2018 Fiscal Year Research-status Report
モノ、カネ、ヒトの自由化が国内団体の政治力に与える再帰的影響の研究
Project/Area Number |
16K03521
|
Research Institution | Sophia University |
Principal Investigator |
鈴木 一敏 上智大学, 総合グローバル学部, 教授 (90550963)
|
Co-Investigator(Kenkyū-buntansha) |
冨田 晃正 埼玉大学, 人文社会科学研究科, 准教授 (30781679)
|
Project Period (FY) |
2016-04-01 – 2020-03-31
|
Keywords | 自由化 / グローバル化 / 業界団体 |
Outline of Annual Research Achievements |
本研究は、「国境を越えた経済活動の自由化」が「国内業界団体の政治力」に与える変化を分析することで、現在までの「自由化」が、将来の「自由化」「グローバル化」に再帰的に与える影響の諸相を明らかにする。
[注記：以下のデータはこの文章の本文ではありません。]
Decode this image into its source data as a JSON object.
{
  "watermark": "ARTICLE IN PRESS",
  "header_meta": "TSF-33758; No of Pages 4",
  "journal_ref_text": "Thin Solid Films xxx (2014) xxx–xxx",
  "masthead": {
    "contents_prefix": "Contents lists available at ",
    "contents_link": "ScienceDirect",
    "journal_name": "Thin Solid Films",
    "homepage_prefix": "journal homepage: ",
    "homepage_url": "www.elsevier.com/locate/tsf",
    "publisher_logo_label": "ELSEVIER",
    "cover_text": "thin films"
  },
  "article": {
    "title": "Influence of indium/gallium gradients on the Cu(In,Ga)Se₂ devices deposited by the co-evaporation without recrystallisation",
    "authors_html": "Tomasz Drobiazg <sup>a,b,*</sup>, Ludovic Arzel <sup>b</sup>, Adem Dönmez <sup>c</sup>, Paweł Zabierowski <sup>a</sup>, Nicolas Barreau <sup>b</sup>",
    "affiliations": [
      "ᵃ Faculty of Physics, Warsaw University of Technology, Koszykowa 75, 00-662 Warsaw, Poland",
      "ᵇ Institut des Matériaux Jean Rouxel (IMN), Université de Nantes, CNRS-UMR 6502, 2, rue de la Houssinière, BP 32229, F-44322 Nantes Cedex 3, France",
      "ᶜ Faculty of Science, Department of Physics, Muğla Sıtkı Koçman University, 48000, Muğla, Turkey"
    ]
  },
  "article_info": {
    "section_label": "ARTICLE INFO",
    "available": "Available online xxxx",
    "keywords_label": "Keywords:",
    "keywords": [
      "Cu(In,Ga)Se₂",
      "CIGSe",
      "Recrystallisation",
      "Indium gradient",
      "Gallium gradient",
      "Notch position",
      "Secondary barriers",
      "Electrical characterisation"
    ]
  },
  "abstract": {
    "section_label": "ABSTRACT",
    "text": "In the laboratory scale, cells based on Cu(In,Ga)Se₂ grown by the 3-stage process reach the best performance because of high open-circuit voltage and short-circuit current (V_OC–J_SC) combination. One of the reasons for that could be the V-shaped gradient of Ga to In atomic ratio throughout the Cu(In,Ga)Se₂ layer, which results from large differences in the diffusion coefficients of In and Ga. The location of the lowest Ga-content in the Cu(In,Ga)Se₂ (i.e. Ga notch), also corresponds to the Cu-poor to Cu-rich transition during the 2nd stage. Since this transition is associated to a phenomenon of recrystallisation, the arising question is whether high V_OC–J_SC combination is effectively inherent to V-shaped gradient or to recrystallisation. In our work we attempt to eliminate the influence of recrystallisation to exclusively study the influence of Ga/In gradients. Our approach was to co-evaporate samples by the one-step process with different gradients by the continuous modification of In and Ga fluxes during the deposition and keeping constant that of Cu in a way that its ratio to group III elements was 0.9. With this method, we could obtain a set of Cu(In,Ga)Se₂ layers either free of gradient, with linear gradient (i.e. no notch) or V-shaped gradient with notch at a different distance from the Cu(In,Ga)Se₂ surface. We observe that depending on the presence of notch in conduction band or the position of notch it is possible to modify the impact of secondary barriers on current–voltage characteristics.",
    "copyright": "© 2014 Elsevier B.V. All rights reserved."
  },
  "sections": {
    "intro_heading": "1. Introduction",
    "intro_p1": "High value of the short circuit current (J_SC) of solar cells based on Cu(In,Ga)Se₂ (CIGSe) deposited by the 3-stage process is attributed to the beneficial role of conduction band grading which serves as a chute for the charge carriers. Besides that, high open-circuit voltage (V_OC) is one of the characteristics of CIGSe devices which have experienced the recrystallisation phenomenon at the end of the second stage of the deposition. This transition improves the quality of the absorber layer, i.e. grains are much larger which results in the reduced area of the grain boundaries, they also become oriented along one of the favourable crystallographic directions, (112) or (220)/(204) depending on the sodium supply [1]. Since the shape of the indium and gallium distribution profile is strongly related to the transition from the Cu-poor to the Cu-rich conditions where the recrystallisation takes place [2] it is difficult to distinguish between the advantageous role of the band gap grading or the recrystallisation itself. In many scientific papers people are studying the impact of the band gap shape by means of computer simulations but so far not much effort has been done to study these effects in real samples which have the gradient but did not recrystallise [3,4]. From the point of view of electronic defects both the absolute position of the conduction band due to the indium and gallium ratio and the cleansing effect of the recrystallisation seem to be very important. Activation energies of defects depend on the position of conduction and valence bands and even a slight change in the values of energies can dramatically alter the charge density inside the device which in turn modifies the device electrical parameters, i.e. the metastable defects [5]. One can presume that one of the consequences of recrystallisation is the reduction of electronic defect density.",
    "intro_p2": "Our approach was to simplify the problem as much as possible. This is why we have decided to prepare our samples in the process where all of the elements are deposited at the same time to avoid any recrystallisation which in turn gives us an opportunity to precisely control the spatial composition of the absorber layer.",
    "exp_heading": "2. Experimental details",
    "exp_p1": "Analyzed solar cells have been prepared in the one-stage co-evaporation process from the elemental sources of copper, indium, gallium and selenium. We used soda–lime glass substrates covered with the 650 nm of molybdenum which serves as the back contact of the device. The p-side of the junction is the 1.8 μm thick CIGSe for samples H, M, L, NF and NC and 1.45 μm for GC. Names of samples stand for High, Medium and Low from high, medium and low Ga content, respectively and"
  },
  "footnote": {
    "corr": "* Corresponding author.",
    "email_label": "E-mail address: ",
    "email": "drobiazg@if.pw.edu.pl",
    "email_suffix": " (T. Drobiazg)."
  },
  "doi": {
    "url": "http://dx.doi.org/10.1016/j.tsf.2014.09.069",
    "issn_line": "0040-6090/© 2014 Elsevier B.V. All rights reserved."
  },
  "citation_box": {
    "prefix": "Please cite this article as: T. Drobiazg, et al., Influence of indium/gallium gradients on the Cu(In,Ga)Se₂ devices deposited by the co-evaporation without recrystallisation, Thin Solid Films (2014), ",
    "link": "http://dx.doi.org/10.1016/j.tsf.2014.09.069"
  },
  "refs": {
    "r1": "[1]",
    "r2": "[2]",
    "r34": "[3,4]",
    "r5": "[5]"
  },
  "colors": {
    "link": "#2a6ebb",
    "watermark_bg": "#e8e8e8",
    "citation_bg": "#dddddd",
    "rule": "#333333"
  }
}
ある時点の貿易自由化は、国内行為者の利害関心、経済状況、産業内構成の変化などを通じて、自由化賛成派・反対派それぞれの政治力を変化させ、将来の自由化政策策定にも影響を与える。その際、モノ、カネ、ヒトそれぞれの自由化が異なる効果を持つう え、それぞれの自由化が他の自由化の政治過程に影響するなど、そのメカニズムは動的かつ複雑である。これを整理することで、グローバル化自体の持つ国内政治的な影響を理解することが目的である。 元々の計画では、保険業界などのサービス業、造船、電機、自動車関連などの製造業、農業など幅広い業界の団体を比較する予定であった。しかし、29年度、30年度の調査によって、予想以上に細かな状況が団体の利害の凝集性に影響することが分かってきた。たとえば、同じアパレル産業の内部であっても、商品や市場の特性によって、業界のグローバル化の様態も、そこから団体が受けた影響も、団体の対応も大きく異なることが分かった。 そこで研究協力者(30年度途中より分担者)と議論し、調査対象を繊維アパレルを中心とした軽工業に絞りこんで新たな比較分析を計画し、それをもとに、業界紙などの資料調査および聞き取り調査を開始した。
|
Current Status of Research Progress |
Current Status of Research Progress
3: Progress in research has been slightly delayed.
Reason
既に成果の一部を学術雑誌に公表するなど、予定よりも進んでいる部分もある。しかし、調査研究を進めるうちに、業界団体の政治力の変化を観察するうえで、業界または品目ごとの市場の状況や商品の特性などのかなり具体的な事項について考慮に入れる必要性が予想以上に大きいことが分かってきた。分析対象とする事例を新たに選定して入れ替える必要があり、また、そのぞれぞれについて事前の計画よりも綿密な事前調査が必要になった。このため、事前に計画していた件数の調査が完了できておらず、今年度に限って言うと遅れている面がある。
|
Strategy for Future Research Activity |
上述のように予定数の調査を完了できなかったので、研究期間を一年延長するとともに、研究分担者を追加し、事例の調査および分析の作業を分担することとした。業界の商品や市場特性の違いが予想以上に団体内政治に強く影響していることが分かったので、対象とする業界をこれまで主に調査してきた事例と比較的特性が似ていると思われる軽工業に絞り、比較を行うことにした。手袋、帽子、デニム、制服などそれぞれの業界団体が、グローバル化から受けた影響を、分担者と手分けして調査する予定を立てた。これらの業界はいずれも軽工業に分類されるが、輸入(モノ)、海外投資(カネ)、外国人労働力(ヒト)の移動が活発化した時期や程度に違いがある。調査終了後に、この違いに着目した比較分析を行い、学会発表および共著での出版を計画している。
|
Causes of Carryover |
研究を進めるうちに、業界の市場特性など、より詳細な事項についても調査する必要があることが分かった。これに対応するために、事例研究の対象を再検討して組み替えたため、調査旅費の実施が遅れたのが、次年度使用額が生じた主たる理由である。 31年度は研究分担者と手分けをして、新たな計画に基づいて調査を行う。アパレル産業の4つの業界と関連する団体について、文献調査(国会図書館における業界紙バックナンバー等の調査)、実地調査(専務理事や業界の経営者等に対するインタビュー)を行うために執行する予定である。 繰越額のおよそ半額の30万円を分担者に配分し、各自4回程度の調査旅費(6-7万円×4)、国会図書館までの交通費およびコピー代への支出を主に見込んでいる。